“Beacon belongs in Bayside!” chanted a group of children outside the M.S. 158 Beacon Program, just weeks after the Department of Youth and Community Development announced the center is listed for possible closure.
Led by Assemblymember David Weprin, parents, students and residents gathered together on Tuesday, April 25 to stand behind their center and speak for the seven Beacons seemingly destined to shut down.
Following a similar effort by Assemblymember Andrew Hevesi, Weprin sent the mayor a letter, denouncing the potential closure of the Beacon program.
“Beacon programs provide vital services for children and their families,” wrote Weprin. “Cuts to these programs will have detrimental effects on the children and their families that rely on them for a safe and supportive place to go after school.”
In his letter, Weprin quoted a distraught mother.
“There is no option for me to leave work at regular dismissal to pick up my children and deliver them to another program,” the letter said. “As a single mother, I rely on these city resources to provide a safe place for my children to go.”
The Beacon Program was founded in 1991, existing as a subset of Queens Community House and now operating in 80 locations throughout New York City.

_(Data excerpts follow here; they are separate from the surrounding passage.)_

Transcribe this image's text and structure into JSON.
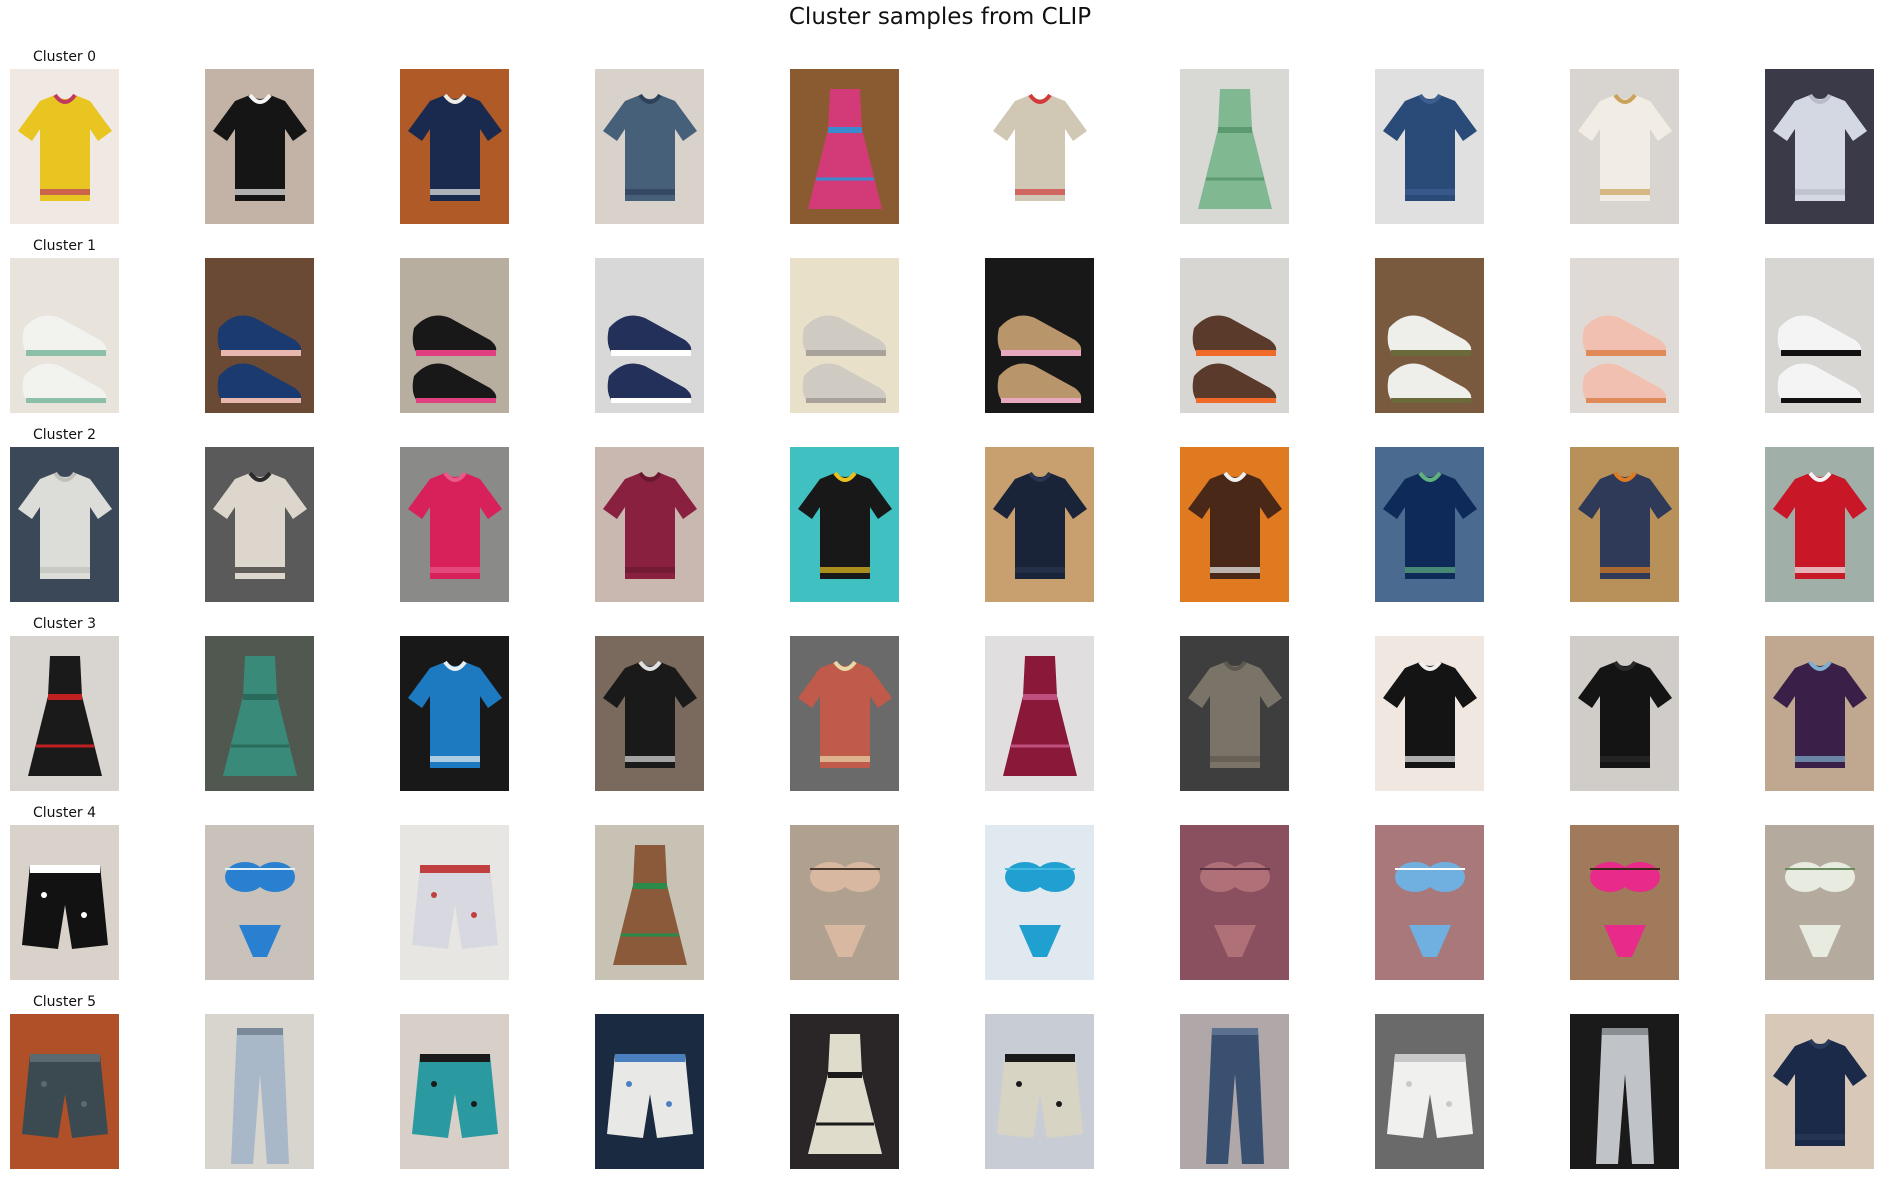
{
  "title": "Cluster samples from CLIP",
  "clusters": [
    {
      "label": "Cluster 0",
      "items": [
        {
          "kind": "top",
          "bg": "#efe8e3",
          "main": "#e8c520",
          "accent": "#c03a60"
        },
        {
          "kind": "top",
          "bg": "#c2b3a6",
          "main": "#151515",
          "accent": "#f5f5f5"
        },
        {
          "kind": "top",
          "bg": "#b05a28",
          "main": "#1a2a4e",
          "accent": "#f0ece6"
        },
        {
          "kind": "top",
          "bg": "#d9d2cb",
          "main": "#46607a",
          "accent": "#2d4259"
        },
        {
          "kind": "dress",
          "bg": "#8a5a30",
          "main": "#d23a78",
          "accent": "#3a8ad0"
        },
        {
          "kind": "top",
          "bg": "#ffffff",
          "main": "#d0c8b5",
          "accent": "#d23a3a"
        },
        {
          "kind": "dress",
          "bg": "#d8d8d5",
          "main": "#80b892",
          "accent": "#5c9a70"
        },
        {
          "kind": "top",
          "bg": "#e0e0e0",
          "main": "#2a4b78",
          "accent": "#3d5e8e"
        },
        {
          "kind": "top",
          "bg": "#d8d5d0",
          "main": "#f1ede4",
          "accent": "#c9a35a"
        },
        {
          "kind": "top",
          "bg": "#3a3a48",
          "main": "#d4d8e2",
          "accent": "#b7bcc8"
        }
      ]
    },
    {
      "label": "Cluster 1",
      "items": [
        {
          "kind": "shoe",
          "bg": "#e8e4dc",
          "main": "#f2f2ef",
          "accent": "#8cbfa8"
        },
        {
          "kind": "shoe",
          "bg": "#6a4a35",
          "main": "#1a3a70",
          "accent": "#e8b8b0"
        },
        {
          "kind": "shoe",
          "bg": "#b8aea0",
          "main": "#181818",
          "accent": "#e04080"
        },
        {
          "kind": "shoe",
          "bg": "#d8d8d8",
          "main": "#22305a",
          "accent": "#ffffff"
        },
        {
          "kind": "shoe",
          "bg": "#e8e0c8",
          "main": "#cfcac2",
          "accent": "#a8a29a"
        },
        {
          "kind": "shoe",
          "bg": "#181818",
          "main": "#b8956a",
          "accent": "#e8a8c0"
        },
        {
          "kind": "shoe",
          "bg": "#d8d6d2",
          "main": "#5a3a2a",
          "accent": "#f06a2a"
        },
        {
          "kind": "shoe",
          "bg": "#7a5a3e",
          "main": "#eeeeea",
          "accent": "#6a6a3a"
        },
        {
          "kind": "shoe",
          "bg": "#e0dad6",
          "main": "#f2c0b0",
          "accent": "#e08a5a"
        },
        {
          "kind": "shoe",
          "bg": "#d8d6d2",
          "main": "#f4f4f4",
          "accent": "#111111"
        }
      ]
    },
    {
      "label": "Cluster 2",
      "items": [
        {
          "kind": "top",
          "bg": "#3a4858",
          "main": "#dcdcd8",
          "accent": "#c0c0bb"
        },
        {
          "kind": "top",
          "bg": "#5a5a5a",
          "main": "#dcd6cc",
          "accent": "#2a2a2a"
        },
        {
          "kind": "top",
          "bg": "#8a8a88",
          "main": "#d8205a",
          "accent": "#e85a8a"
        },
        {
          "kind": "top",
          "bg": "#c8b8b0",
          "main": "#8a2040",
          "accent": "#6a1830"
        },
        {
          "kind": "top",
          "bg": "#40c0c0",
          "main": "#181818",
          "accent": "#e8c020"
        },
        {
          "kind": "top",
          "bg": "#c8a070",
          "main": "#1a2438",
          "accent": "#2a3450"
        },
        {
          "kind": "top",
          "bg": "#e07a20",
          "main": "#4a2818",
          "accent": "#f0f0f0"
        },
        {
          "kind": "top",
          "bg": "#4a6a90",
          "main": "#0e2a58",
          "accent": "#60b080"
        },
        {
          "kind": "top",
          "bg": "#b8905a",
          "main": "#2e3a58",
          "accent": "#e07a20"
        },
        {
          "kind": "top",
          "bg": "#a0b0a8",
          "main": "#c81828",
          "accent": "#f4f4f4"
        }
      ]
    },
    {
      "label": "Cluster 3",
      "items": [
        {
          "kind": "dress",
          "bg": "#d8d4d0",
          "main": "#1a1a1a",
          "accent": "#c02020"
        },
        {
          "kind": "dress",
          "bg": "#505850",
          "main": "#3a8a7a",
          "accent": "#2a6a5a"
        },
        {
          "kind": "top",
          "bg": "#181818",
          "main": "#1e7ac0",
          "accent": "#e8f0f4"
        },
        {
          "kind": "top",
          "bg": "#7a6a5e",
          "main": "#1a1a1a",
          "accent": "#e0e0e0"
        },
        {
          "kind": "top",
          "bg": "#6a6a6a",
          "main": "#c05a4a",
          "accent": "#e8d8a8"
        },
        {
          "kind": "dress",
          "bg": "#e0dede",
          "main": "#8a1838",
          "accent": "#c05080"
        },
        {
          "kind": "top",
          "bg": "#3e3e3e",
          "main": "#7a7468",
          "accent": "#5e5850"
        },
        {
          "kind": "top",
          "bg": "#f0e8e0",
          "main": "#141414",
          "accent": "#f0f0f0"
        },
        {
          "kind": "top",
          "bg": "#d0ccc8",
          "main": "#141414",
          "accent": "#2a2a2a"
        },
        {
          "kind": "top",
          "bg": "#c0a890",
          "main": "#3a2048",
          "accent": "#80b0d0"
        }
      ]
    },
    {
      "label": "Cluster 4",
      "items": [
        {
          "kind": "shorts",
          "bg": "#d8d2ca",
          "main": "#121212",
          "accent": "#ffffff"
        },
        {
          "kind": "swim",
          "bg": "#c8c2ba",
          "main": "#2a80d0",
          "accent": "#e0f0f8"
        },
        {
          "kind": "shorts",
          "bg": "#e8e6e2",
          "main": "#d8d8e0",
          "accent": "#c04040"
        },
        {
          "kind": "dress",
          "bg": "#c8c2b4",
          "main": "#8a5a3a",
          "accent": "#2a8a4a"
        },
        {
          "kind": "swim",
          "bg": "#b0a090",
          "main": "#d8b8a0",
          "accent": "#4a3a30"
        },
        {
          "kind": "swim",
          "bg": "#e0e8f0",
          "main": "#20a0d0",
          "accent": "#40b8e0"
        },
        {
          "kind": "swim",
          "bg": "#8a5060",
          "main": "#b07078",
          "accent": "#5a3040"
        },
        {
          "kind": "swim",
          "bg": "#a8787a",
          "main": "#70b0e0",
          "accent": "#ffffff"
        },
        {
          "kind": "swim",
          "bg": "#a07a5a",
          "main": "#e82a8a",
          "accent": "#3a2418"
        },
        {
          "kind": "swim",
          "bg": "#b4aa9e",
          "main": "#e8ece0",
          "accent": "#6a8a60"
        }
      ]
    },
    {
      "label": "Cluster 5",
      "items": [
        {
          "kind": "shorts",
          "bg": "#b05028",
          "main": "#3a4a50",
          "accent": "#5a6a70"
        },
        {
          "kind": "pants",
          "bg": "#d8d4ce",
          "main": "#a8b8c8",
          "accent": "#7a8a98"
        },
        {
          "kind": "shorts",
          "bg": "#d8d0c8",
          "main": "#2a9aa0",
          "accent": "#1a1a1a"
        },
        {
          "kind": "shorts",
          "bg": "#1a2a40",
          "main": "#e8e8e6",
          "accent": "#4a80c0"
        },
        {
          "kind": "dress",
          "bg": "#2a2628",
          "main": "#e0dccc",
          "accent": "#1a1a1a"
        },
        {
          "kind": "shorts",
          "bg": "#c8ccd4",
          "main": "#d8d4c4",
          "accent": "#1a1a1a"
        },
        {
          "kind": "pants",
          "bg": "#b0a8a8",
          "main": "#3a5070",
          "accent": "#5a7090"
        },
        {
          "kind": "shorts",
          "bg": "#6a6a6a",
          "main": "#f0f0ee",
          "accent": "#c8c8c8"
        },
        {
          "kind": "pants",
          "bg": "#1a1a1a",
          "main": "#c0c4c8",
          "accent": "#8a8e92"
        },
        {
          "kind": "top",
          "bg": "#d8c8b8",
          "main": "#1a2a48",
          "accent": "#2a3a5a"
        }
      ]
    }
  ]
}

These “youth-development centers” provide year-round, free services, specializing in young people ages six to 21 and focusing on leadership and skills growth.
Beacons are open after school, on weekends, school holidays, and throughout the summer, representing a program model that has been adopted in over 10 cities across the country. Each Beacon program serves roughly 800 youth and adults.
The Beacons set for closure are Phipps Community Development at I.S. 192 in the Bronx; Heart Share Human Services at I.S. 259 in Brooklyn; Stanley M. Isaacs
Neighborhood Center at P.S. 198 in Manhattan; Hudson Guild at M.S. 414 in Manhattan; Queens Community House at J.H.S. 190 in Queens; Samuel Field Y at M.S. 158 in Queens; and Tottenville High School Jewish Community Center of Staten Island.